Author | : Michael Slote |
Publisher | : Oxford University Press |
Total Pages | : 262 |
Release | : 2016-11 |
Genre | : Philosophy |
ISBN | : 019064964X |
Download From Enlightenment to Receptivity Book in PDF, Epub and Kindle
This new book by Michael Slote argues that Western philosophy on the whole has overemphasized rational control and autonomy at the expense of the important countervailing value and virtue of receptivity. Recently the ideas of caring and empathy have received a great deal of philosophical and public attention, but both these notions rest on the deeper and broader value of receptivity, and in From Enlightenment to Receptivity, Slote seeks to show that we need to focus more on receptivity if we are to attain a more balanced sense and understanding of what is important to us.

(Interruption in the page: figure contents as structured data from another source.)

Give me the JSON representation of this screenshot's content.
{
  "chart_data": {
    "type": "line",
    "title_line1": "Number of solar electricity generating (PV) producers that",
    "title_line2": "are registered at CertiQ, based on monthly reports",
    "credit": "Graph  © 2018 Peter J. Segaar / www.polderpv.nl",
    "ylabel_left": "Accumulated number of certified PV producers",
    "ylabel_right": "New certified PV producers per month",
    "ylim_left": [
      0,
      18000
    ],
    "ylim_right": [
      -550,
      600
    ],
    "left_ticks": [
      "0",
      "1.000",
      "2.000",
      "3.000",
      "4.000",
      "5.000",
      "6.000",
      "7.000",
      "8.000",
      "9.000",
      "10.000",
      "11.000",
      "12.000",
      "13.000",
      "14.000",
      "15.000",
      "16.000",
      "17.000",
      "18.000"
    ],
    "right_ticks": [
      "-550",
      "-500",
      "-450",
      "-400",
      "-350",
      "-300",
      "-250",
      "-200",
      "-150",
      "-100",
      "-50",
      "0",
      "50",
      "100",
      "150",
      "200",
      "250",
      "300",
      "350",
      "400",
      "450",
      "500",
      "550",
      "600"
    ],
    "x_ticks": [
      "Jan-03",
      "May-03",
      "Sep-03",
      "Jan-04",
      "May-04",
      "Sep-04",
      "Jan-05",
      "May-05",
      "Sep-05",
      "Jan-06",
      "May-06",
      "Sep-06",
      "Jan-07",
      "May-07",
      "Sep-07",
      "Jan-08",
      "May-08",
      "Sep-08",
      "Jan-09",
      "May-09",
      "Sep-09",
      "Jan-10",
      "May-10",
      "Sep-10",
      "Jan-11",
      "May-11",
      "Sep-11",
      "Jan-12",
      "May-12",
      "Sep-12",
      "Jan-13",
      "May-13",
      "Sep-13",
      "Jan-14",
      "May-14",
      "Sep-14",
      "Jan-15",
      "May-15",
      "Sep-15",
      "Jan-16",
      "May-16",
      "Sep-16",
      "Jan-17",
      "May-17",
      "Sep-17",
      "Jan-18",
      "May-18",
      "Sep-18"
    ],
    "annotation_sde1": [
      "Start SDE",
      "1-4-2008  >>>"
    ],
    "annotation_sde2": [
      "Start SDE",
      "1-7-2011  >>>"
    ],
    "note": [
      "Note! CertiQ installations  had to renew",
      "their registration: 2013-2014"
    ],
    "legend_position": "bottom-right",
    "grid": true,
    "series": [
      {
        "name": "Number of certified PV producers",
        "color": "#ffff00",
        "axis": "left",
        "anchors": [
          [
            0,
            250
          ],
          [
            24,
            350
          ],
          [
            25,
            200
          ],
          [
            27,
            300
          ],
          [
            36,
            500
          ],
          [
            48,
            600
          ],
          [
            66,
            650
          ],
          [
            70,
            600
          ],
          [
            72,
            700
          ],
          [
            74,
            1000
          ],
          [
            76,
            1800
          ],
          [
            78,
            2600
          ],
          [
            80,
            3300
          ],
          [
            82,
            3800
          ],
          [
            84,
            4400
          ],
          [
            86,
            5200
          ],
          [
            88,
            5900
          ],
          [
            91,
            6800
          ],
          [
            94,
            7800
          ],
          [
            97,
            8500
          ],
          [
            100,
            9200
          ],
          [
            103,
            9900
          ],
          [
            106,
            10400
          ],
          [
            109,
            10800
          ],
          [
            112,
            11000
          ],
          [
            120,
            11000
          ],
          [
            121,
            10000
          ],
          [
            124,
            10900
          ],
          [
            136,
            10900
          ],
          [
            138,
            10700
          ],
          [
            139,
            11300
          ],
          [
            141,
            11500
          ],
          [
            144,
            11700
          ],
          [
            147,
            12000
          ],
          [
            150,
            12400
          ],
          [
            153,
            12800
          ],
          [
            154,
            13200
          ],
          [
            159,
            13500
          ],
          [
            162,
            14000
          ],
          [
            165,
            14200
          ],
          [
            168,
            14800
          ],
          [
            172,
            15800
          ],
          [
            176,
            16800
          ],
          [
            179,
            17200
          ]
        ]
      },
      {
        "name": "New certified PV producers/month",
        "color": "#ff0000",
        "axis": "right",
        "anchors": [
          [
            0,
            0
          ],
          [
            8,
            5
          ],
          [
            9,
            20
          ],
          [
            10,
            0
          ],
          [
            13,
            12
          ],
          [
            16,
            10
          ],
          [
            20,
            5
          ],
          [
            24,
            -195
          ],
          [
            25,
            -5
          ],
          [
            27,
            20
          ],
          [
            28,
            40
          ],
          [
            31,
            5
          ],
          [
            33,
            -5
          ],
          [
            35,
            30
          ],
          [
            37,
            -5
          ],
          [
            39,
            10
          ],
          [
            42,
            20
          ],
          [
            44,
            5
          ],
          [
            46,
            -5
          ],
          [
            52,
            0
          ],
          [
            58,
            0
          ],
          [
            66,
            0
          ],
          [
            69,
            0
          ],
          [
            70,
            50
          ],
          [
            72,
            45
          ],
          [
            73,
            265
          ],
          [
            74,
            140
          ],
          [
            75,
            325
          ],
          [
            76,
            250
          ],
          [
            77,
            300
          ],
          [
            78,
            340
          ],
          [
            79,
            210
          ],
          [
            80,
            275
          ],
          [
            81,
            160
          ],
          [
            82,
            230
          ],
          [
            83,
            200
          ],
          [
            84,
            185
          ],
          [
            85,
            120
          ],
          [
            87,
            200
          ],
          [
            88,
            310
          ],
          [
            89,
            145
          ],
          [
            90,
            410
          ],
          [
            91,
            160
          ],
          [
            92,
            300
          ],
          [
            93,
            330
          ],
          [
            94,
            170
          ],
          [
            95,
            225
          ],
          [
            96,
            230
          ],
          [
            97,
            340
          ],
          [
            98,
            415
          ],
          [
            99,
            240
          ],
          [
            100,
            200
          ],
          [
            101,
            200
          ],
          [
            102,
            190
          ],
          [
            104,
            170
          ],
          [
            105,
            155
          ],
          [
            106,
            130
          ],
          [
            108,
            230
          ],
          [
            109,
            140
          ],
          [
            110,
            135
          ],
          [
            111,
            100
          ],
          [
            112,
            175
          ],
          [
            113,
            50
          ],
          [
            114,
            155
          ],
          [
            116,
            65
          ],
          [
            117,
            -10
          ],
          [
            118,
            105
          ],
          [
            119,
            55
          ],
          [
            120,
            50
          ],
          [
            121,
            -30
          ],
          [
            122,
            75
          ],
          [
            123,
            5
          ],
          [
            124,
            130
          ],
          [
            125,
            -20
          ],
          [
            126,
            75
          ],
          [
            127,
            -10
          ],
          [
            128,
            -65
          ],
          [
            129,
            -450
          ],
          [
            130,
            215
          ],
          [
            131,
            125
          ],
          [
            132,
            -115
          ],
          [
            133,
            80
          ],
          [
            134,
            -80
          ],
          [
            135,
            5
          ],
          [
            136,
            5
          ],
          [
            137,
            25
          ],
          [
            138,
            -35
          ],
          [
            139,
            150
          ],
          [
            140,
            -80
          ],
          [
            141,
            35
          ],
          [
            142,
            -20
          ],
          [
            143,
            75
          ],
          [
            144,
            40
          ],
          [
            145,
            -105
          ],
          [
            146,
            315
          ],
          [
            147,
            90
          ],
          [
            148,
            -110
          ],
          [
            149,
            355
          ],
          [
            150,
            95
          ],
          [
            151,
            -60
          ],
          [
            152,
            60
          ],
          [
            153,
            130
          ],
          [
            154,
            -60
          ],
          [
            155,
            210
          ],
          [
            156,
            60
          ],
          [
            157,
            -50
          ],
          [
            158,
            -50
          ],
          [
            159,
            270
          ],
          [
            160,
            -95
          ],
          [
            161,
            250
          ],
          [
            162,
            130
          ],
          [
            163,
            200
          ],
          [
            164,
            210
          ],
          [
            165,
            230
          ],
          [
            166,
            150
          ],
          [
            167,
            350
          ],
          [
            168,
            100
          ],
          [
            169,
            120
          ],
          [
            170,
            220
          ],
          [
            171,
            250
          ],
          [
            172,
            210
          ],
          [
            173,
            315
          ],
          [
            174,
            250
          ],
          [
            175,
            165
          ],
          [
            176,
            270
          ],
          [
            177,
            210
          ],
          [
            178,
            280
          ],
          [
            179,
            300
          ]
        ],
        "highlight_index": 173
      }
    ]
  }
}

Beginning with a critique of Enlightenment thinking that calls into question its denial of any central role to considerations of emotion and empathy, he goes on to show how a greater emphasis on these factors and on the receptivity that underlies them can give us a more realistic, balanced, and sensitive understanding of our core ethical and epistemological values. This means rejecting post-modernism's blanket rejection of reason and of compelling real values and recognizing, rather, that receptivity should play a major role in how we lead our lives as individuals, in how we relate to nature, in how we acquire knowledge about the world, and in how we relate morally and politically with others.